Memory hook: Model proposes; software disposes; people remain accountable.
Retrieval deck
- Q: What five elements appear in the smallest useful agent definition?
A: Model-chosen action, goal, observation, adaptation, and human-designed boundaries. - Q: What turns a fixed retrieval assistant into an agent?
A: The model can use observations to choose a subsequent search, question, action, or finish decision. - Q: Does tool access prove agenthood?

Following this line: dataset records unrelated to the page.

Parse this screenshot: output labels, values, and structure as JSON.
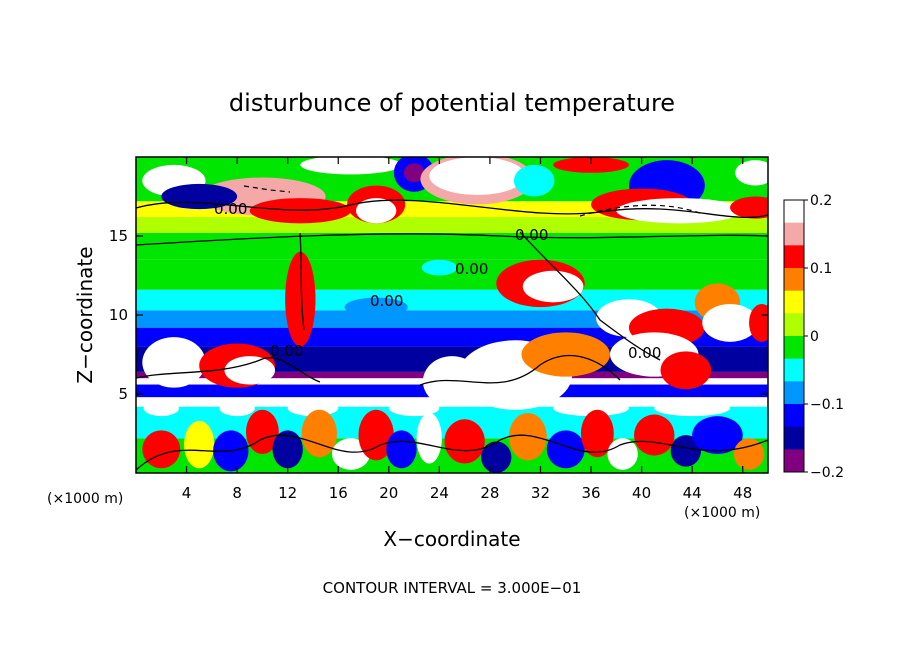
{
  "chart_data": {
    "type": "heatmap",
    "title": "disturbunce of potential temperature",
    "xlabel": "X−coordinate",
    "ylabel": "Z−coordinate",
    "x_unit_left": "(×1000 m)",
    "x_unit_right": "(×1000 m)",
    "xlim": [
      0,
      50
    ],
    "ylim": [
      0,
      20
    ],
    "x_ticks": [
      4,
      8,
      12,
      16,
      20,
      24,
      28,
      32,
      36,
      40,
      44,
      48
    ],
    "y_ticks": [
      5,
      10,
      15
    ],
    "x_tick_labels": [
      "4",
      "8",
      "12",
      "16",
      "20",
      "24",
      "28",
      "32",
      "36",
      "40",
      "44",
      "48"
    ],
    "y_tick_labels": [
      "5",
      "10",
      "15"
    ],
    "colorbar": {
      "min": -0.2,
      "max": 0.2,
      "ticks": [
        0.2,
        0.1,
        0,
        -0.1,
        -0.2
      ],
      "tick_labels": [
        "0.2",
        "0.1",
        "0",
        "−0.1",
        "−0.2"
      ],
      "colors": [
        "#ffffff",
        "#f5a8a8",
        "#ff0000",
        "#ff7f00",
        "#ffff00",
        "#b0ff00",
        "#00e600",
        "#00ffff",
        "#0096ff",
        "#0000ff",
        "#0000a0",
        "#800080"
      ]
    },
    "contour_labels": [
      "0.00",
      "0.00",
      "0.00",
      "0.00",
      "0.00",
      "0.00"
    ],
    "footnote": "CONTOUR INTERVAL = 3.000E−01",
    "grid": false,
    "legend": "right"
  }
}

A: No. A deterministic workflow can call tools, and a model can choose actions without broad access. - Q: Who is accountable for an agent’s behavior?
A: The people and organization that design, deploy, authorize, and operate the system.
Spaced review
- Now: rewrite your original definition in 25 words or fewer.
- +1 day: classify five products without rereading.
- +3 days: draw the system boundary for one risky action.
- +7 days: explain agent versus workflow to a nontechnical colleague.
- +14 days: inspect a new “agent” announcement and list what evidence is missing.